Prevention for others

If you are the one with the cold, or you feel the first symptoms* coming, you can prevent spreading it to others by a few simple gestures.
(*: I speak about the first symptoms because they correspond to the period during which the virus is the most contagious)

Do not cough or sneeze in the face of people. Instead, use a tissue that you throw in the trash as soon as possible. Otherwise you can use a mask, that you will easily find in pharmacies/drugstores, to place in front of your nose and mouth in order to avoid polluting the air of others.
It may seem a little odd at first, but if you explain that this is to avoid sharing your cold with the whole world, you’ll get some esteem!

Prevention for babies

While each human being, one day, goes through the “I encounter a new virus, it’s time for my body to learn to make its anti-bodies,” it’s always more comfortable to delay this sensitive moment in the case of young babies.

The tips in this article are also valid for babies:

  • avoid touching a baby without washing your hands,
  • also wash your baby’s hands, since he tends to put them often to his mouth,
  • regularly clean his toys, his stuffed animals, etc.
  • When the air is too dry: humidify baby’s room.
  • Avoid coughing or sneezing around a baby,
  • If you cough, sneeze, drool or splutter near a baby, use a mask to reduce the chances of infection,
  • if you want to smoke, do it outside, or even better: stop it now!
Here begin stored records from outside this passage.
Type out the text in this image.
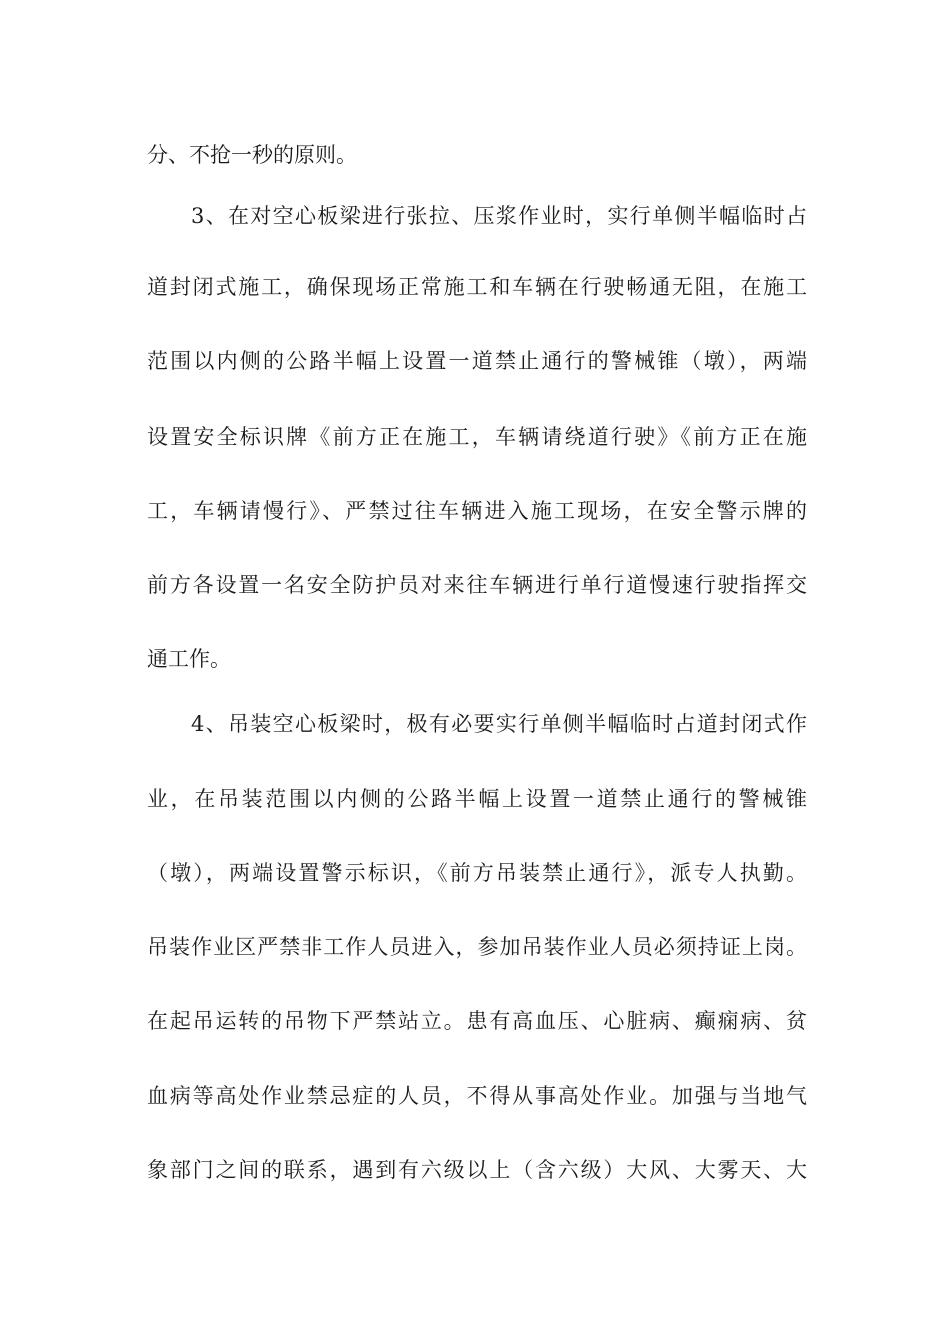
分、不抢一秒的原则。
3、在对空心板梁进行张拉、压浆作业时，实行单侧半幅临时占
道封闭式施工，确保现场正常施工和车辆在行驶畅通无阻，在施工
范围以内侧的公路半幅上设置一道禁止通行的警械锥（墩），两端
设置安全标识牌《前方正在施工，车辆请绕道行驶》《前方正在施
工，车辆请慢行》、严禁过往车辆进入施工现场，在安全警示牌的
前方各设置一名安全防护员对来往车辆进行单行道慢速行驶指挥交
通工作。
4、吊装空心板梁时，极有必要实行单侧半幅临时占道封闭式作
业，在吊装范围以内侧的公路半幅上设置一道禁止通行的警械锥
（墩），两端设置警示标识，《前方吊装禁止通行》，派专人执勤。
吊装作业区严禁非工作人员进入，参加吊装作业人员必须持证上岗。
在起吊运转的吊物下严禁站立。患有高血压、心脏病、癫痫病、贫
血病等高处作业禁忌症的人员，不得从事高处作业。加强与当地气
象部门之间的联系，遇到有六级以上（含六级）大风、大雾天、大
On the other hand, babies who are still breastfed receive the antibodies from the mother. This is generally a good protection but still, it is not a reason for coughing, sneezing, drooling or spitting on baby!

And finally, if you observe that baby’s nose is stuffed, or starts to run, you can get a small tool called “nasal aspirator”, very convenient to empty his nostrils. Avoid those with small soft-rubber pear, it doesn’t work so well: pick one with a small pipe. (Once I tried it on myself … well, it’s fun!)